Robinson sat down with Bleacher Report for a profile where he described how his silly antics and colossal personality got him in trouble with coaches.

“Part of [his] personality is, he’s a clown. And he just doesn’t stop. He can’t turn it off. He almost can’t be serious,” said an anonymous coach who has worked with Robinson. “And so as much as you love him…that is also what kills him.”

That tension took a toll on Robinson's mental health.

“The NBA gave me my depression,” Robinson said. “I’ve never been a depressed person in my life.”

Robinson said Knicks coach Larry Brown would call him “a little s**t,” and one day he visited Brown’s office in tears to get him to quit. Minutes later, Brown called him the name in front of his teammates and told them Robinson cried about it.

Brown said he doesn’t “have any recollection” of the incident and “shame on me” if that occurred.

Robinson tried to change his personality to please people, but that made him struggle more.  

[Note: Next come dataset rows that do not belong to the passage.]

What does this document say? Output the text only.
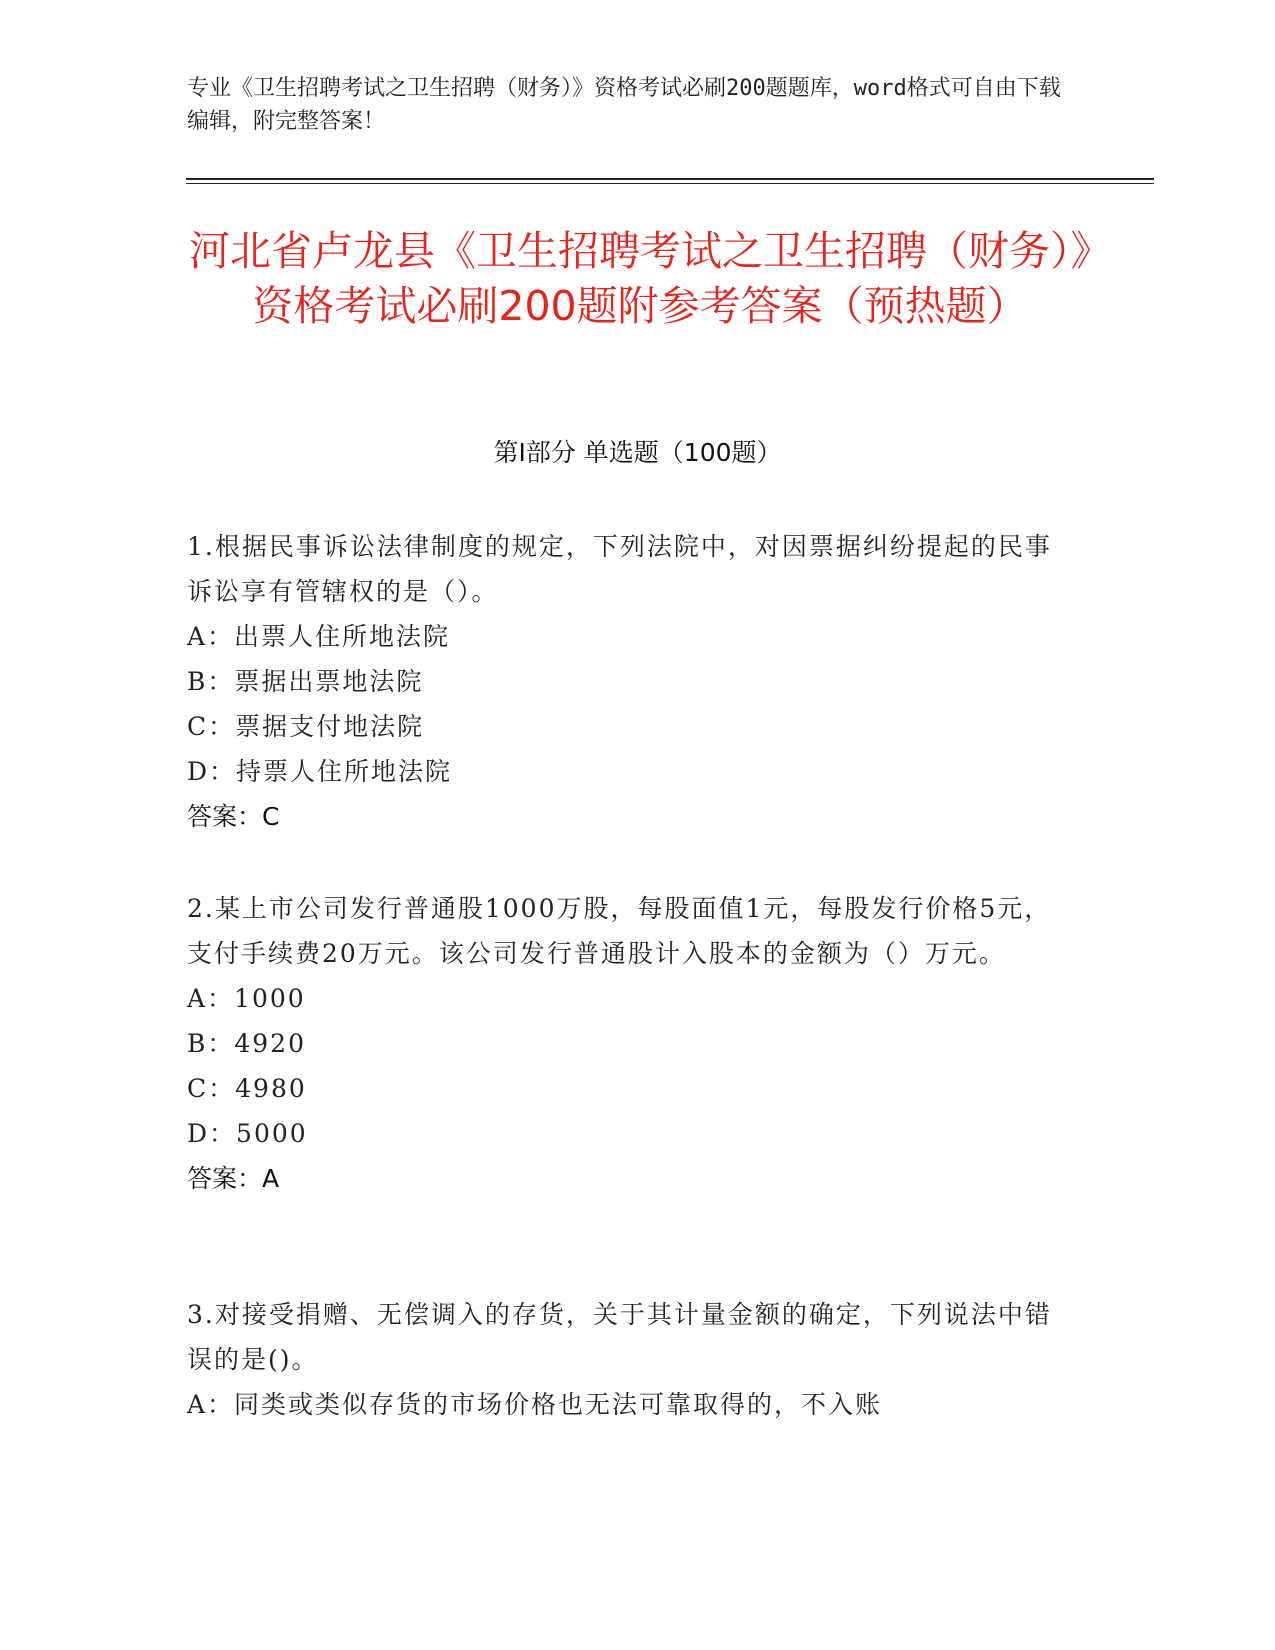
专业《卫生招聘考试之卫生招聘（财务）》资格考试必刷200题题库，word格式可自由下载编辑，附完整答案！
河北省卢龙县《卫生招聘考试之卫生招聘（财务）》资格考试必刷200题附参考答案（预热题）
第Ⅰ部分 单选题（100题）
1.根据民事诉讼法律制度的规定，下列法院中，对因票据纠纷提起的民事诉讼享有管辖权的是（）。
A：出票人住所地法院
B：票据出票地法院
C：票据支付地法院
D：持票人住所地法院
答案：C
2.某上市公司发行普通股1000万股，每股面值1元，每股发行价格5元，支付手续费20万元。该公司发行普通股计入股本的金额为（）万元。
A：1000
B：4920
C：4980
D：5000
答案：A
3.对接受捐赠、无偿调入的存货，关于其计量金额的确定，下列说法中错误的是()。
A：同类或类似存货的市场价格也无法可靠取得的，不入账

“I was trying to change. Nobody would ever know the real struggles that I had to fight to try to be somebody that I wasn’t. … That was the hardest thing in my career. Not basketball, not working out. Not my children,” Robinson said. “But the hardest thing in my whole life, of my 34 years in existence on earth, was dealing with 11 years in the NBA of trying to be somebody that [NBA coaches] want me to be.”